Over the years, individuals at the top of the decision-making hierarchy of pension funds did not care about dos and don’ts related to the interests of the funds and workers. 

For example, the previous government imposed commitments to SSO, which were entirely beyond its purview. In actuality, the then government muddled up the objectives of Social Security Organization with the government’s responsibilities about social security. 

Shasta controls nine holdings operating in a wide range of sectors, including petroleum, petrochemicals, pharmaceuticals, cement, transportation and finance. These holdings manage about 200 subsidiaries and have 1,000 board members. 

“The company acquired more than 90% of its assets as a result of the previous government’s debt settlement and 70% of them are either running at losses or underperforming,” Morteza Lotfi, an official with Shasta said.

  A Not-Very-Joint Venture

SSO is a joint venture of three parties: the government, workers and employers. Each of these parties has to deposit its share of premium every month. This trilateral contract ensures the social security of workers and provides for employers’ and the government’s future workforce that is a vital element of the country’s production cycle. 

According to the law, SSO’s board of trustees is composed of nine members. The surprising point is that currently six of these members are appointed by the government, two represent the workers and one belongs to the employers’ community. 

A quorum of six is enough to conduct the boards’ meetings and proposals can be approved by five votes. 

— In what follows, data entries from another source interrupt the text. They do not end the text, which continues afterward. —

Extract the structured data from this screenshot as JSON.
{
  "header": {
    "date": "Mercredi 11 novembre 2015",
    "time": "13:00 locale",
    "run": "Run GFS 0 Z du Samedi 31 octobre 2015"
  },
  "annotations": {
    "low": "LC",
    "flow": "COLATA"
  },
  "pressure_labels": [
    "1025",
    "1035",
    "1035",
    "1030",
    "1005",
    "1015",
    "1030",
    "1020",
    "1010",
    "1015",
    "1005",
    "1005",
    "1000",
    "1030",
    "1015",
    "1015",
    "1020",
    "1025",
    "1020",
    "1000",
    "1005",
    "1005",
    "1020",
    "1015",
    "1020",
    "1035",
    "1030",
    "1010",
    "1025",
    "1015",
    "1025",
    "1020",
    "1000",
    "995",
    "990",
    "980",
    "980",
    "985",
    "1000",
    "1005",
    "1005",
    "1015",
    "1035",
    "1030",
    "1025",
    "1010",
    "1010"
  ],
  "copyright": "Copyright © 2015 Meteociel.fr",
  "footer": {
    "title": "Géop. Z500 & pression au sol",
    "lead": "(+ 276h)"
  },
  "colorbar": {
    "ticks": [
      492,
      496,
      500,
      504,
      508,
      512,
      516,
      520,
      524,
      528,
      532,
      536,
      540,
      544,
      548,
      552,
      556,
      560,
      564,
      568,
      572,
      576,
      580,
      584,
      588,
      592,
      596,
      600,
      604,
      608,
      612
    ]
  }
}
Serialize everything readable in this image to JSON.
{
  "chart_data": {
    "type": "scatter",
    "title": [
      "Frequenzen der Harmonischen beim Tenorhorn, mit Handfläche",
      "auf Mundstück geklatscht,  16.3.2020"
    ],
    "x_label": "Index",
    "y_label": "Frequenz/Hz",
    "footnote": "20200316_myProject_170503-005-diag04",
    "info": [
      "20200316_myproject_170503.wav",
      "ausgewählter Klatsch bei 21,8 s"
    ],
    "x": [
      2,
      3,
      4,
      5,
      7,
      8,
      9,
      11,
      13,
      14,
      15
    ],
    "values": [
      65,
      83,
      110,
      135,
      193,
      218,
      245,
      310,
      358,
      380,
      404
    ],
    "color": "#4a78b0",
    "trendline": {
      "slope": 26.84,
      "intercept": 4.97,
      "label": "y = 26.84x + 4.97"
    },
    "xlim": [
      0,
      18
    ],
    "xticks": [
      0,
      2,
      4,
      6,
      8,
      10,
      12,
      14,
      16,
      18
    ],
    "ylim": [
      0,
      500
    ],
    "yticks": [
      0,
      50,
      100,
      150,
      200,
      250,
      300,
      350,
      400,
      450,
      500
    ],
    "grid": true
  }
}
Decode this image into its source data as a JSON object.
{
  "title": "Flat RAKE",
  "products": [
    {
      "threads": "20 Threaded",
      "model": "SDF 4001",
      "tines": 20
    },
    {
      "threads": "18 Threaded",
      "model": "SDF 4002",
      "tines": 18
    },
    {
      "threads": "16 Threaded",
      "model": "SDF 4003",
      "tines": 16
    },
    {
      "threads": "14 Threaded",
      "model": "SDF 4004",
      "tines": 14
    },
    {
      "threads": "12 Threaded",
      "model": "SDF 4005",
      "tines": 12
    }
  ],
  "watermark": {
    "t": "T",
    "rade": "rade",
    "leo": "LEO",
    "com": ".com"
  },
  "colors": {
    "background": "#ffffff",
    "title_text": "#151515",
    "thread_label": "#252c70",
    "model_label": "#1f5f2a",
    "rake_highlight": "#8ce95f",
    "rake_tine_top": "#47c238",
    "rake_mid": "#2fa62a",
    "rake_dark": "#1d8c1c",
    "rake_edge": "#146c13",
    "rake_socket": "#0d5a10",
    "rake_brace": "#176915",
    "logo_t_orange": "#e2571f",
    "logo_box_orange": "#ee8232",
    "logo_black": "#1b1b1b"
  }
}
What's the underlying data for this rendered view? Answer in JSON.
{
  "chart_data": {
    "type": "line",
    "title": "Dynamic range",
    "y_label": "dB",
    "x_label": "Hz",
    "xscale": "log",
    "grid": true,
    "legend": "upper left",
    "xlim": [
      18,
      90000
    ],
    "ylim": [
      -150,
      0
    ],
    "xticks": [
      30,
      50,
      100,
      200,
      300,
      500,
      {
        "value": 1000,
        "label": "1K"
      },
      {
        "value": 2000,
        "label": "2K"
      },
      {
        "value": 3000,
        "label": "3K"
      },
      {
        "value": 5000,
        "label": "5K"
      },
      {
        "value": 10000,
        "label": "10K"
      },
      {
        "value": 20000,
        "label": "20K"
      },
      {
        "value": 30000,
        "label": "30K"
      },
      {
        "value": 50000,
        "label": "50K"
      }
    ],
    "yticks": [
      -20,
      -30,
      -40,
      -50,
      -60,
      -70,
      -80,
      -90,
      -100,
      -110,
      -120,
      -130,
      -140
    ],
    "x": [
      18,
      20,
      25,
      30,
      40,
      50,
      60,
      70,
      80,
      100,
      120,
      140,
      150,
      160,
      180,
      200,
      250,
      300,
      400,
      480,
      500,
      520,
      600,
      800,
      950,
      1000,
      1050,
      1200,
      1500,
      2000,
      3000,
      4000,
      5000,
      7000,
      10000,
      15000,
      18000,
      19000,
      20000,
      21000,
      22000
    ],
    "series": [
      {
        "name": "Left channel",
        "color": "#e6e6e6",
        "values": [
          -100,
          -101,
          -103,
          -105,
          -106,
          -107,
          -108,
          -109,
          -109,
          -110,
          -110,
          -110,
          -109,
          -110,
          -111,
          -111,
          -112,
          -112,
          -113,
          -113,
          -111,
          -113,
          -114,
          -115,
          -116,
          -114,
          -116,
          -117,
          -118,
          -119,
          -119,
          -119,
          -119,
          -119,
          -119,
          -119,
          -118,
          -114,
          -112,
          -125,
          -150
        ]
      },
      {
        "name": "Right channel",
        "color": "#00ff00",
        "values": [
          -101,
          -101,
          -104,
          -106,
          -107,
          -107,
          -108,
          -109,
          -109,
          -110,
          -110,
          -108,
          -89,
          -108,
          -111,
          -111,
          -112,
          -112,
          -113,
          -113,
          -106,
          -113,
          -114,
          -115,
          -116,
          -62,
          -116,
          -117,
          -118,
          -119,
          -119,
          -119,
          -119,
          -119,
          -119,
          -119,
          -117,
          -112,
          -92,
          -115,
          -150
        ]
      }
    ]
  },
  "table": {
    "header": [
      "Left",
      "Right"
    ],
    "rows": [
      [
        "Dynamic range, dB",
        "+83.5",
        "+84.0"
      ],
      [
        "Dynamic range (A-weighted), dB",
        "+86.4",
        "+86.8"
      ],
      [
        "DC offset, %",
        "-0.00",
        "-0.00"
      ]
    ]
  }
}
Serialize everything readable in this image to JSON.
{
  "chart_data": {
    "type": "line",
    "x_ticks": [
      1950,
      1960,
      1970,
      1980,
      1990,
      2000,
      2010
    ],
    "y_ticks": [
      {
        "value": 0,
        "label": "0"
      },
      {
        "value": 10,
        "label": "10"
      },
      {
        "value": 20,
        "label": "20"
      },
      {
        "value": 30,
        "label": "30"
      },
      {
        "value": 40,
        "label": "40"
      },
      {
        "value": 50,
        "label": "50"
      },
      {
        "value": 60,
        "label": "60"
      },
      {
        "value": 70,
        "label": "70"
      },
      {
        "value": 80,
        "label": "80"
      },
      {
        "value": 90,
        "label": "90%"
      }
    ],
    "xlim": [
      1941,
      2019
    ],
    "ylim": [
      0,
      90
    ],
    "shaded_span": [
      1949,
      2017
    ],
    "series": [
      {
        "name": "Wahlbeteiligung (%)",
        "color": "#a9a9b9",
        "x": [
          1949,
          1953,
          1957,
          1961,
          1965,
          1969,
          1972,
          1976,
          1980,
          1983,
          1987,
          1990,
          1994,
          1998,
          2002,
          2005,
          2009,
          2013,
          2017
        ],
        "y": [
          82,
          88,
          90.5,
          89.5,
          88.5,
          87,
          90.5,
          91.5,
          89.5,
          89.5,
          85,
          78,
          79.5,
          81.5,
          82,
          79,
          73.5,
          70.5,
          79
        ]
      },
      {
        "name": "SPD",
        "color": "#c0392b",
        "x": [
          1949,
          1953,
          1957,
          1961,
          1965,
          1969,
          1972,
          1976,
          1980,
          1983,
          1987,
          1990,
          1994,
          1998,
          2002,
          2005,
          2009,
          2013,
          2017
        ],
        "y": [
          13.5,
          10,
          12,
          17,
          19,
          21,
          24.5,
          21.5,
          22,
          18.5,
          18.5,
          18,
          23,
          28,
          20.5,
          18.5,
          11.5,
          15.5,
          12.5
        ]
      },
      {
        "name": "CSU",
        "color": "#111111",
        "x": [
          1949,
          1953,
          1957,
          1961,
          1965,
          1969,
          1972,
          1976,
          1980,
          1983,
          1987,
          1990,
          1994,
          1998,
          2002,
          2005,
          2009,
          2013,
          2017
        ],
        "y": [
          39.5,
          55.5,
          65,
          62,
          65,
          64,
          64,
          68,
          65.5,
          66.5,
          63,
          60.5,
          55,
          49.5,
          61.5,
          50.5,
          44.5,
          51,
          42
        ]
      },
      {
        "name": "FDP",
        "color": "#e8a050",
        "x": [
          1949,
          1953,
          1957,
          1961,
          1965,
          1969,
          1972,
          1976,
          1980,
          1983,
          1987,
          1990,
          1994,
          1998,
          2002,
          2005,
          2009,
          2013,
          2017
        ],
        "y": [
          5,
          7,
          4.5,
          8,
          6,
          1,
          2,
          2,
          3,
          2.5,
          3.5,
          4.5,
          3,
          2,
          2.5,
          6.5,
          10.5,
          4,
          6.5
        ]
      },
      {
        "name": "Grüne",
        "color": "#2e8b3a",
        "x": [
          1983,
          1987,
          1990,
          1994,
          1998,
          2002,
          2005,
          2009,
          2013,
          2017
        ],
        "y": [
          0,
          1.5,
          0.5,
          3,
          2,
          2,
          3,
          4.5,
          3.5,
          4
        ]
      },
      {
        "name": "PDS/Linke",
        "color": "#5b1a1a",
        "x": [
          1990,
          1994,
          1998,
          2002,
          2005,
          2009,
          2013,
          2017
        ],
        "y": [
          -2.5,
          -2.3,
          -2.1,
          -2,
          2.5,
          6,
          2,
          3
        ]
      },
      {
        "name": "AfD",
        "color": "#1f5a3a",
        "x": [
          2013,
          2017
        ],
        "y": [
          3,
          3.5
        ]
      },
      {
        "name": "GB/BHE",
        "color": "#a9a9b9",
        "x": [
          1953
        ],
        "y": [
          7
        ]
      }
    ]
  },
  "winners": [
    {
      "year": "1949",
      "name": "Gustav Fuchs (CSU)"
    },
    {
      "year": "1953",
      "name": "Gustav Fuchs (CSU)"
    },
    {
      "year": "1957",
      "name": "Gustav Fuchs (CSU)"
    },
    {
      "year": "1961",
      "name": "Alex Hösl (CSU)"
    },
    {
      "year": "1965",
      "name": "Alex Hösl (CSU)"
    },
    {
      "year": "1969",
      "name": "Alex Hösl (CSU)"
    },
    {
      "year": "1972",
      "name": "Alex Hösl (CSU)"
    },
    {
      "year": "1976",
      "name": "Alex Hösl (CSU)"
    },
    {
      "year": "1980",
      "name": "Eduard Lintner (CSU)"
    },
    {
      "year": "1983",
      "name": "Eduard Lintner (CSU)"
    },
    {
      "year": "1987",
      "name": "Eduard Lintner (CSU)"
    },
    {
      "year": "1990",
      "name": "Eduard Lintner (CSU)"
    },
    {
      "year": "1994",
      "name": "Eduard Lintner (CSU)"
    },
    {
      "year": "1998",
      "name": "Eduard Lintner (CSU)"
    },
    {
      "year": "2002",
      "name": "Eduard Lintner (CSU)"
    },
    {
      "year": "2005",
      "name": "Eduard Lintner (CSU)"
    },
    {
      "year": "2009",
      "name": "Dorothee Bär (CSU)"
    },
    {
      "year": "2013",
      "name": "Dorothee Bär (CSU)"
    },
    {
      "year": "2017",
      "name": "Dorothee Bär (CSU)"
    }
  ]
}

The government’s representatives on the board include Minister of Cooperatives, Labor and Social Welfare Ali Rabiei and his deputy Abolhassan Firouzabadi; the head of Management and Planning Organization and Vice President Mohammad Baqer Nobakht; President’s Deputy for Economic Affairs Mohammad Nahavandian; former minister of science, research and technology, Mohammad Farhadi; and Deputy Minister of Industries, Mining and Trade Mehdi Karbasian. 

Oliya Beigi and Akbar Shokat are representatives of workers and Mohsen Khalili-Araqi stands in for employers. 

Nothing will go wrong even if the latter three do not attend the sessions or vote against the proposals. 

For instance, the government decides to settle million dollars of its debts by handing over incomplete development projects to the fund. Nobody can oppose this decision, as the same people who floated the idea in the government approve the measure as members of the SSO Board of Trustees.